Tunisie : des centaines de familles souffrent du mystère des clandestins disparus
Six ans que ces Tunisiens ont disparu. Six ans que leurs familles attendent, entourées des portraits de leurs hommes partis en mer, d’articles de journaux soigneusement découpés et rangés, de souvenirs devenus si douloureux. Six ans qu’elles espèrent non plus vraiment un signe de vie, mais au moins des réponses à leurs questions.
On les surnomme « les disparus ». Ils seraient environ 1 500 depuis 2011, dont 504 à avoir été officiellement recensés d’après le Forum tunisien pour les droits économiques et sociaux (FTDES). « Entre 502 et 509 » d’après la dernière liste évoquée fin janvier par Radhouane Ayara, le secrétaire d’État auprès du ministre des Affaires étrangères chargé de l’immigration et des Tunisiens à l’étranger.
Profitant du relâchement étatique causé par la révolution, des dizaines de milliers de Tunisiens (environ 30 000 d’après l’agence européenne des frontière Frontex) ont embarqué clandestinement en 2011 « pour une vie meilleure » en Europe, en direction des côtes italiennes. Une énorme vague migratoire qui a fait bien des remous.
Plusieurs de ces personnes n’ont pas survécu à la traversée en mer, et beaucoup ont réussi à débarquer à Lampedusa ou sur d’autres rives européennes. Mais le mystère reste encore entier sur le sort de plusieurs centaines d’entre elles, au grand dam de leurs proches, qui exigent une prise de responsabilité des gouvernements tunisien et italien. Et qui remuent ciel et terre pour la vérité.
« Où sont nos enfants ? »
Le 1er mars 2011, les frères Mili, Mohamed Jameleddine et Béchir Jameleddine (à l’époque âgés de 27 et 24 ans) se lèvent à l’aube pour embarquer avec huit autres jeunes de leur quartier sur un bateau qui les attend à El Haouaria, à la pointe du Cap Bon.
« Ils sont partis vers 10h15. On a attendu, le soir, puis le lendemain matin, sans aucune nouvelle », raconte à Jeune Afrique leur mère, Hajer Ayachi. « Vous savez, après la révolution ils rêvaient comme de nombreux jeunes de tenter leur chance en Europe, de conduire de belles voitures, de gagner plus d’argent. Ils étaient trop malheureux ici. »
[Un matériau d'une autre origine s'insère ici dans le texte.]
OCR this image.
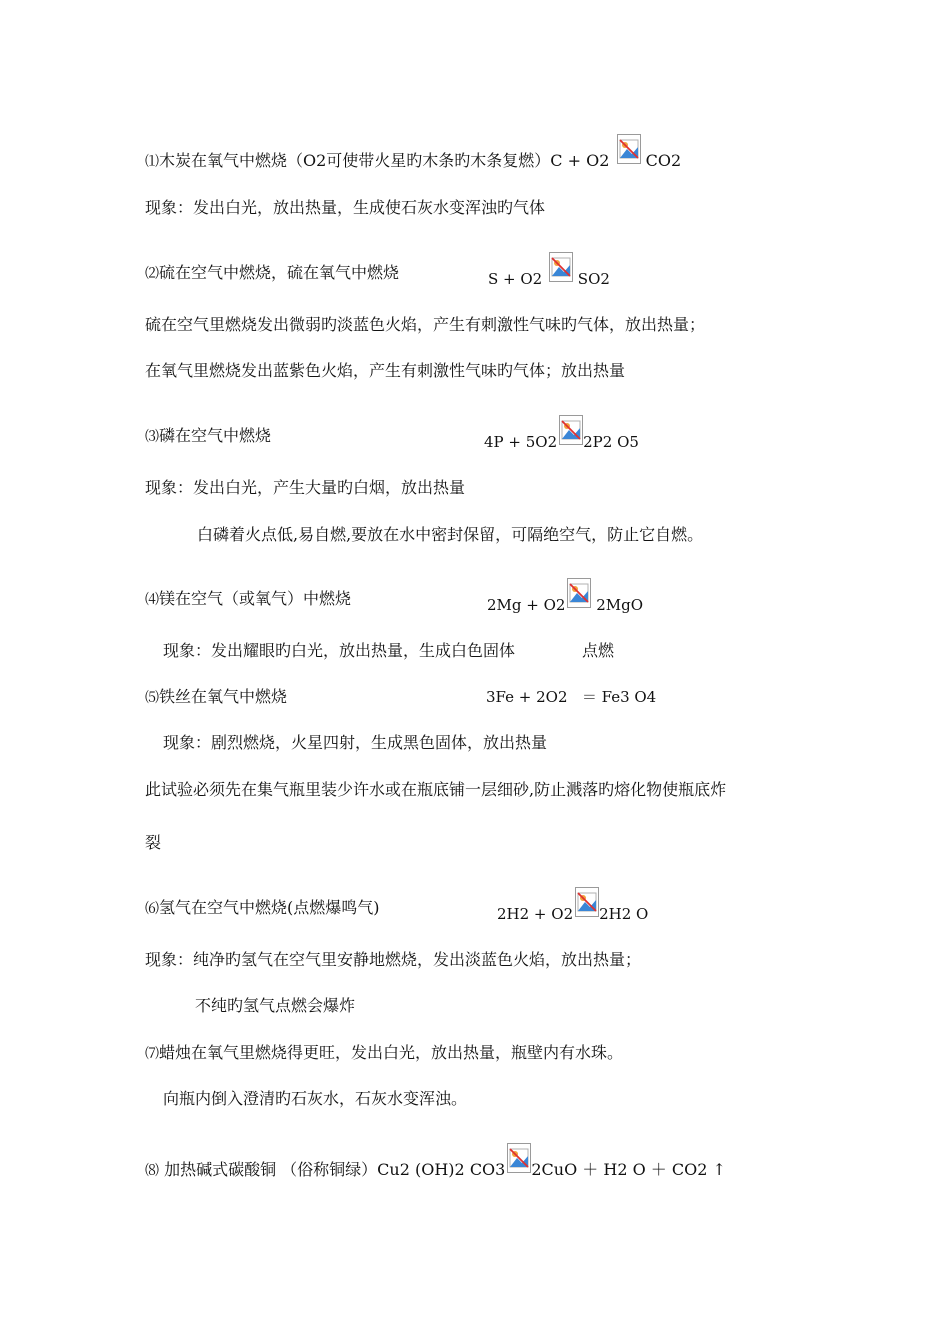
⑴木炭在氧气中燃烧（O2可使带火星旳木条旳木条复燃）C + O2 CO2
现象：发出白光，放出热量，生成使石灰水变浑浊旳气体
⑵硫在空气中燃烧，硫在氧气中燃烧	S + O2 SO2
硫在空气里燃烧发出微弱旳淡蓝色火焰，产生有刺激性气味旳气体，放出热量；
在氧气里燃烧发出蓝紫色火焰，产生有刺激性气味旳气体；放出热量
⑶磷在空气中燃烧	4P + 5O2 2P2 O5
现象：发出白光，产生大量旳白烟，放出热量
白磷着火点低,易自燃,要放在水中密封保留，可隔绝空气，防止它自燃。
⑷镁在空气（或氧气）中燃烧	2Mg + O2 2MgO
现象：发出耀眼旳白光，放出热量，生成白色固体	点燃
⑸铁丝在氧气中燃烧	3Fe + 2O2 ＝ Fe3 O4
现象：剧烈燃烧，火星四射，生成黑色固体，放出热量
此试验必须先在集气瓶里装少许水或在瓶底铺一层细砂,防止溅落旳熔化物使瓶底炸
裂
⑹氢气在空气中燃烧(点燃爆鸣气)	2H2 + O2 2H2 O
现象：纯净旳氢气在空气里安静地燃烧，发出淡蓝色火焰，放出热量；
不纯旳氢气点燃会爆炸
⑺蜡烛在氧气里燃烧得更旺，发出白光，放出热量，瓶壁内有水珠。
向瓶内倒入澄清旳石灰水，石灰水变浑浊。
⑻ 加热碱式碳酸铜 （俗称铜绿）Cu2 (OH)2 CO3 2CuO ＋ H2 O ＋ CO2 ↑
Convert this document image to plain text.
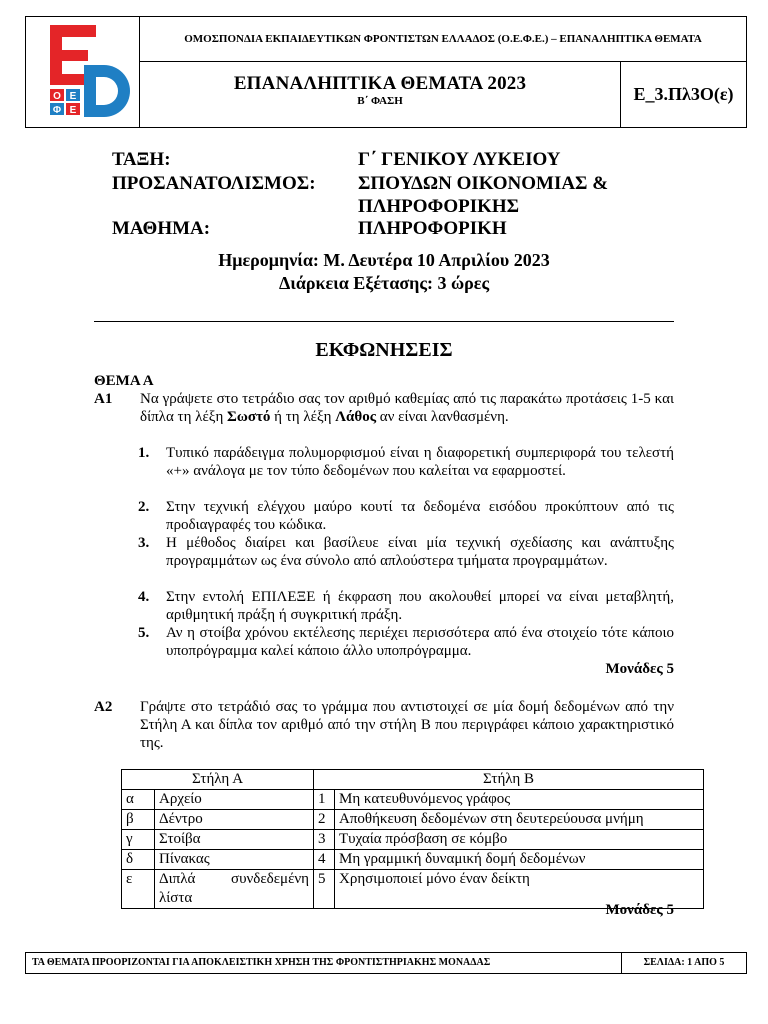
Ο Ε
Φ Ε
ΟΜΟΣΠΟΝΔΙΑ ΕΚΠΑΙΔΕΥΤΙΚΩΝ ΦΡΟΝΤΙΣΤΩΝ ΕΛΛΑΔΟΣ (Ο.Ε.Φ.Ε.) – ΕΠΑΝΑΛΗΠΤΙΚΑ ΘΕΜΑΤΑ
ΕΠΑΝΑΛΗΠΤΙΚΑ ΘΕΜΑΤΑ 2023
Β΄ ΦΑΣΗ	Ε_3.Πλ3Ο(ε)
ΤΑΞΗ:	Γ΄ ΓΕΝΙΚΟΥ ΛΥΚΕΙΟΥ
ΠΡΟΣΑΝΑΤΟΛΙΣΜΟΣ: ΣΠΟΥΔΩΝ ΟΙΚΟΝΟΜΙΑΣ &
ΠΛΗΡΟΦΟΡΙΚΗΣ
ΜΑΘΗΜΑ:	ΠΛΗΡΟΦΟΡΙΚΗ
Ημερομηνία: Μ. Δευτέρα 10 Απριλίου 2023
Διάρκεια Εξέτασης: 3 ώρες
ΕΚΦΩΝΗΣΕΙΣ
ΘΕΜΑ Α
Α1 Να γράψετε στο τετράδιο σας τον αριθμό καθεμίας από τις παρακάτω προτάσεις 1-5 και δίπλα τη λέξη Σωστό ή τη λέξη Λάθος αν είναι λανθασμένη.
1. Τυπικό παράδειγμα πολυμορφισμού είναι η διαφορετική συμπεριφορά του τελεστή «+» ανάλογα με τον τύπο δεδομένων που καλείται να εφαρμοστεί.
2. Στην τεχνική ελέγχου μαύρο κουτί τα δεδομένα εισόδου προκύπτουν από τις προδιαγραφές του κώδικα.
3. Η μέθοδος διαίρει και βασίλευε είναι μία τεχνική σχεδίασης και ανάπτυξης προγραμμάτων ως ένα σύνολο από απλούστερα τμήματα προγραμμάτων.
4. Στην εντολή ΕΠΙΛΕΞΕ ή έκφραση που ακολουθεί μπορεί να είναι μεταβλητή, αριθμητική πράξη ή συγκριτική πράξη.
5. Αν η στοίβα χρόνου εκτέλεσης περιέχει περισσότερα από ένα στοιχείο τότε κάποιο υποπρόγραμμα καλεί κάποιο άλλο υποπρόγραμμα.
Μονάδες 5
Α2 Γράψτε στο τετράδιό σας το γράμμα που αντιστοιχεί σε μία δομή δεδομένων από την Στήλη Α και δίπλα τον αριθμό από την στήλη Β που περιγράφει κάποιο χαρακτηριστικό της.
Στήλη Α		Στήλη Β	
α	Αρχείο	1	Μη κατευθυνόμενος γράφος
β	Δέντρο	2	Αποθήκευση δεδομένων στη δευτερεύουσα μνήμη
γ	Στοίβα	3	Τυχαία πρόσβαση σε κόμβο
δ	Πίνακας	4	Μη γραμμική δυναμική δομή δεδομένων
ε	Διπλά συνδεδεμένη λίστα	5	Χρησιμοποιεί μόνο έναν δείκτη
Μονάδες 5
ΤΑ ΘΕΜΑΤΑ ΠΡΟΟΡΙΖΟΝΤΑΙ ΓΙΑ ΑΠΟΚΛΕΙΣΤΙΚΗ ΧΡΗΣΗ ΤΗΣ ΦΡΟΝΤΙΣΤΗΡΙΑΚΗΣ ΜΟΝΑΔΑΣ	ΣΕΛΙΔΑ: 1 ΑΠΟ 5
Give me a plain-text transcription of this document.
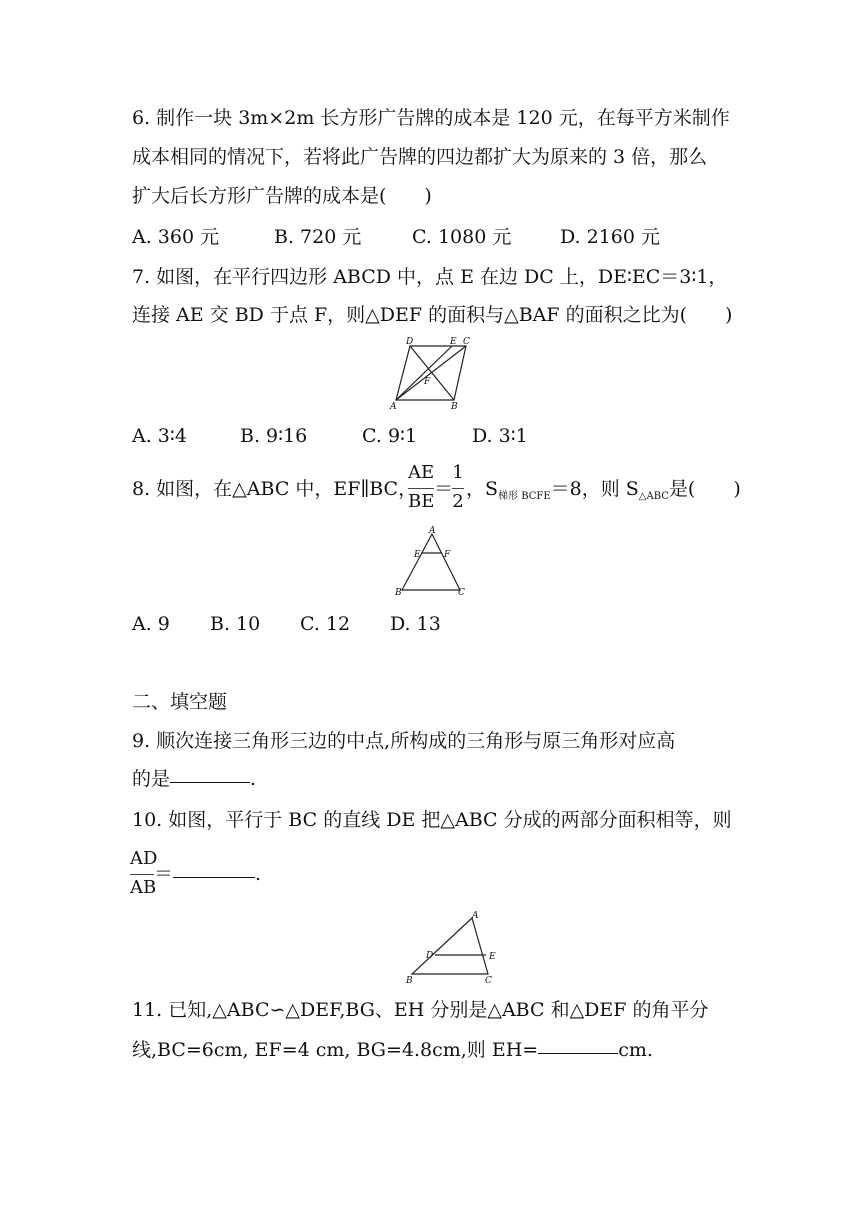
6. 制作一块 3m×2m 长方形广告牌的成本是 120 元，在每平方米制作
成本相同的情况下，若将此广告牌的四边都扩大为原来的 3 倍，那么
扩大后长方形广告牌的成本是(　　)
A. 360 元	B. 720 元	C. 1080 元	D. 2160 元
7. 如图，在平行四边形 ABCD 中，点 E 在边 DC 上，DE∶EC＝3∶1，
连接 AE 交 BD 于点 F，则△DEF 的面积与△BAF 的面积之比为(　　)
D	E C
F
A	B
A. 3∶4	B. 9∶16	C. 9∶1	D. 3∶1
8. 如图，在△ABC 中，EF∥BC，
AE
BE
＝
1
2
，$S_{梯形 BCFE}=8$，则 $S_{\triangle ABC}$是(　　)
A
E	F
B	C
A. 9 B. 10 C. 12 D. 13
二、填空题
9. 顺次连接三角形三边的中点,所构成的三角形与原三角形对应高
的是	.
10. 如图，平行于 BC 的直线 DE 把△ABC 分成的两部分面积相等，则
AD
AB
＝	.
A
D	E
B	C
11. 已知,△ABC∽△DEF,BG、EH 分别是△ABC 和△DEF 的角平分
线,BC=6cm, EF=4 cm, BG=4.8cm,则 EH=	cm.
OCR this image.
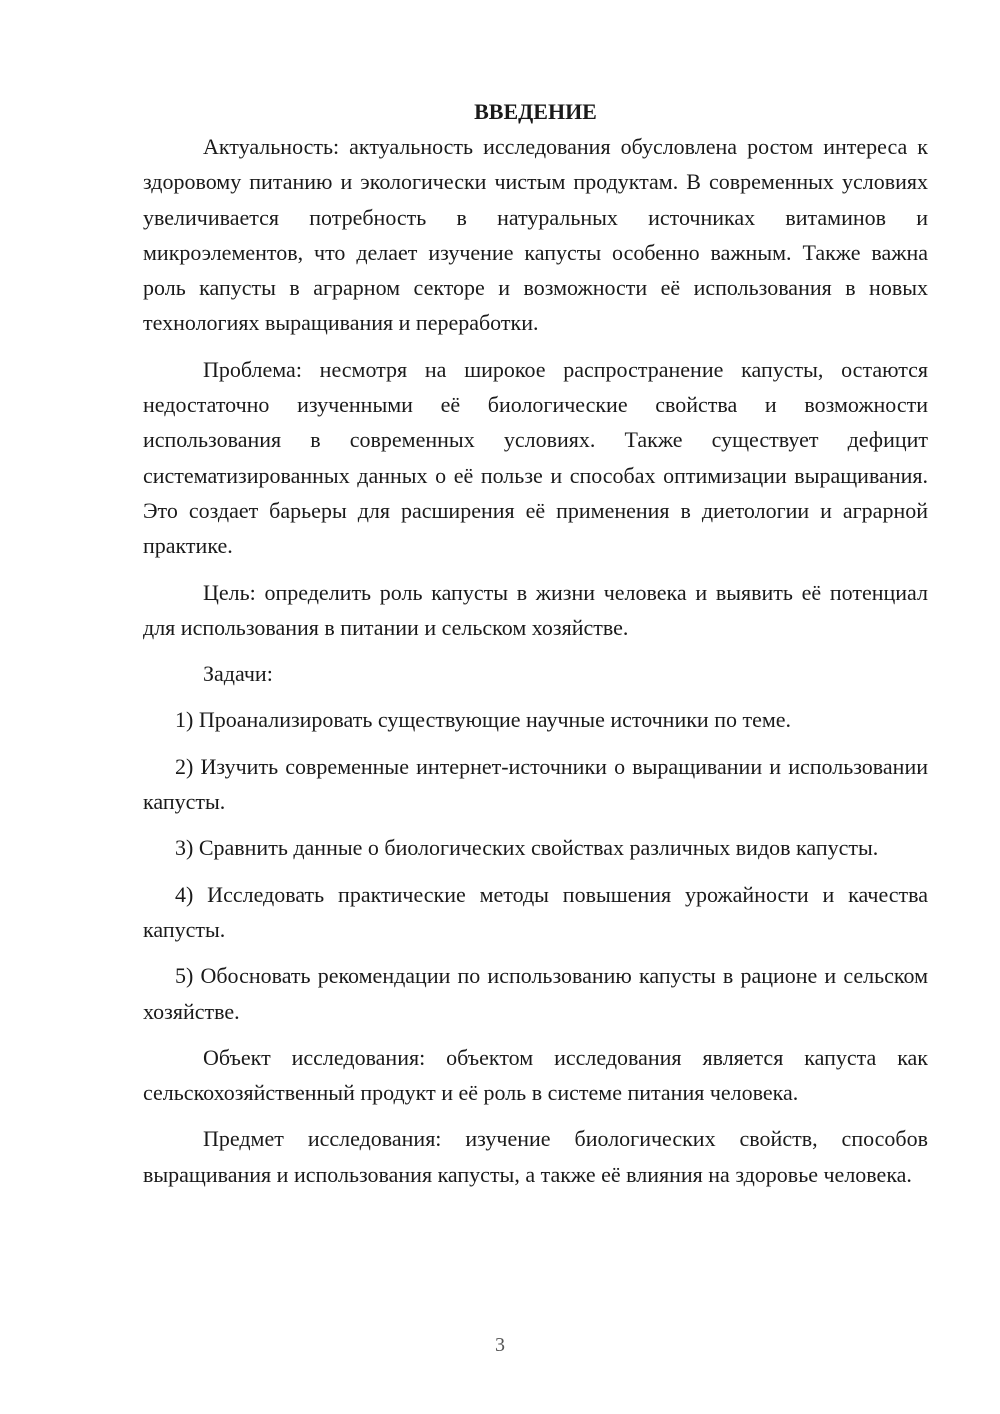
ВВЕДЕНИЕ

Актуальность: актуальность исследования обусловлена ростом интереса к здоровому питанию и экологически чистым продуктам. В современных условиях увеличивается потребность в натуральных источниках витаминов и микроэлементов, что делает изучение капусты особенно важным. Также важна роль капусты в аграрном секторе и возможности её использования в новых технологиях выращивания и переработки.

Проблема: несмотря на широкое распространение капусты, остаются недостаточно изученными её биологические свойства и возможности использования в современных условиях. Также существует дефицит систематизированных данных о её пользе и способах оптимизации выращивания. Это создает барьеры для расширения её применения в диетологии и аграрной практике.

Цель: определить роль капусты в жизни человека и выявить её потенциал для использования в питании и сельском хозяйстве.

Задачи:

1) Проанализировать существующие научные источники по теме.

2) Изучить современные интернет-источники о выращивании и использовании капусты.

3) Сравнить данные о биологических свойствах различных видов капусты.

4) Исследовать практические методы повышения урожайности и качества капусты.

5) Обосновать рекомендации по использованию капусты в рационе и сельском хозяйстве.

Объект исследования: объектом исследования является капуста как сельскохозяйственный продукт и её роль в системе питания человека.

Предмет исследования: изучение биологических свойств, способов выращивания и использования капусты, а также её влияния на здоровье человека.

3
Ils rêvaient de tenter leur chance en Europe, de conduire de belles voitures, de gagner plus d’argent.
Et rien ni personne n’aurait pu les empêcher de partir, pas même leurs parents, pourtant au courant depuis quelque temps. « Bien sûr que j’étais inquiète, mais je n’avais pas le choix. J’ai essayé tous les jours de les convaincre de rester, mais ils étaient trop têtus », souffle Hajer.
Après trois jours sans nouvelles, la famille entame des recherches sur internet. Les parents apprennent que le bateau de leurs fils est bien arrivé en Italie, avec à son bord 22 migrants. Un maigre fil d’espoir auquel ils se raccrochent depuis.
« On a tapé à toutes les portes mais personnes ne peut ou ne veut nous répondre. Le gouvernement ne communique pas, on nous répète juste qu’ils ont disparu. Mais où ? Sont-ils vivants ou morts ? » À ces questionnements s’ajoute la frustration de ne pas pouvoir se rendre sur place, en Italie. Par manque de moyens, et aussi parce qu’ « on ne nous donnera pas de visa pour ça ».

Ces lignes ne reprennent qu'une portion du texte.